Planetary motion refers to the orbital movements of planets around stars, primarily due to the gravitational pull. Understanding this concept is crucial for explaining how planets, including Earth, are held in their orbits. This motion is governed by Newton's laws of motion and universal gravitation.
From a physics standpoint:

• Newton's First Law: An object in motion will stay in motion unless acted upon by an external force. Planets move in their orbits because they maintain a balance between gravitational pull and their inertia.
• Newton's Second Law: Acceleration is produced when a force acts on a mass. Gravitational force contributes to a planet's orbital path.
• Kepler’s Laws: These laws describe the orbits of planets as ellipses, with varying speed depending on their position.

Overall, planetary motion explains the regular paths planets take, the effects of gravity, and how they maintain stable orbits. Understanding this helps determine concepts like escape velocity, which is essential to comprehend if an object can leave a planet's gravitational influence.

Acceleration due to gravity, denoted as "g", is the rate at which an object accelerates when falling freely under the influence of a planet's gravitational force.

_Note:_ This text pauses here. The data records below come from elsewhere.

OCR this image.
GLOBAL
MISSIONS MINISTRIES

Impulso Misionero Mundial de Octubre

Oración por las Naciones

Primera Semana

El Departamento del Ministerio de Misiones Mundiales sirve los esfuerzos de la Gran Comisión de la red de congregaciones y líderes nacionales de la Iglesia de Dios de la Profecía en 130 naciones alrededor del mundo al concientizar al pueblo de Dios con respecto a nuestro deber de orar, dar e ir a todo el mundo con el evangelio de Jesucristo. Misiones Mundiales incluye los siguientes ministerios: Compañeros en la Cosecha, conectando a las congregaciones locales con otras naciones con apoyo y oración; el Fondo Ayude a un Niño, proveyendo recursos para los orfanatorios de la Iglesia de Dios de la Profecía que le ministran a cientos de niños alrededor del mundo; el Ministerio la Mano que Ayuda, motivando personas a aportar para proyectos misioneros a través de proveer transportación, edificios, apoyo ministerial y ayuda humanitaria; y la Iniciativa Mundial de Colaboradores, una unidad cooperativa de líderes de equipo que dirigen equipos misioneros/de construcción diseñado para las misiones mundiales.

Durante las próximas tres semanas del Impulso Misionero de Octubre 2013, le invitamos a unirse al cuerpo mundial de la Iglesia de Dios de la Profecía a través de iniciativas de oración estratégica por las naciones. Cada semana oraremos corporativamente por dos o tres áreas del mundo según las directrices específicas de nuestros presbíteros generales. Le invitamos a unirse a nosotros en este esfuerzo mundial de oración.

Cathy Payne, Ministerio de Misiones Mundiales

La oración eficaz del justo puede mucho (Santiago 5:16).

It plays a vital role in understanding planetary environments and how they affect object movements.

• Constant Value on Earth: On Earth's surface, "g" is approximately 9.81 m/s², but this value can vary slightly in different locations.
• Dependence on Mass and Radius: The formula for gravitational acceleration is given by \( g = \frac{GM}{R^2} \). Here, \( G \) is the gravitational constant, \( M \) is the mass of the planet, and \( R \) is the radius. This implies that "g" is directly related to a planet's mass and inversely to the square of its radius.
• Implications for Other Planets: On different planets, "g" changes because their masses and radii differ. For two planets with the same "g", their mass-to-radius relationships must be adjusted accordingly.

Knowing the acceleration due to gravity is essential for calculating other crucial physics concepts, like escape velocity, which depends on a planet's gravity to determine the speed needed for an object to break free from it.

The gravitational constant, denoted as \( G \), is a crucial component in the universal law of gravitation. It characterizes the strength of gravity for any pair of masses. Understanding \( G \) is fundamental in astronomy, physics, and engineering.

• Value and Units: The gravitational constant \( G \) has a value of approximately \( 6.674 \times 10^{-11} \text{N} \times \text{m}^2/\text{kg}^2 \).
• Role in Gravitational Force: It appears in the equation \( F = \frac{GMm}{R^2} \), where \( F \) is the gravitational force between two masses \( M \) and \( m \), and \( R \) is the distance between them. \( G \) is key in calculating how strong the gravitational pull is.
• Impact on Planetary Calculations: \( G \) is a fundamental constant in determining earth-based and astronomical calculations, like the forces exerted by satellites and planets in motion.

In essence, the gravitational constant serves as the universal "glue" in the cosmos, providing a measure of how gravity operates across different contexts. It's indispensable for accurately understanding force interactions in planetary systems.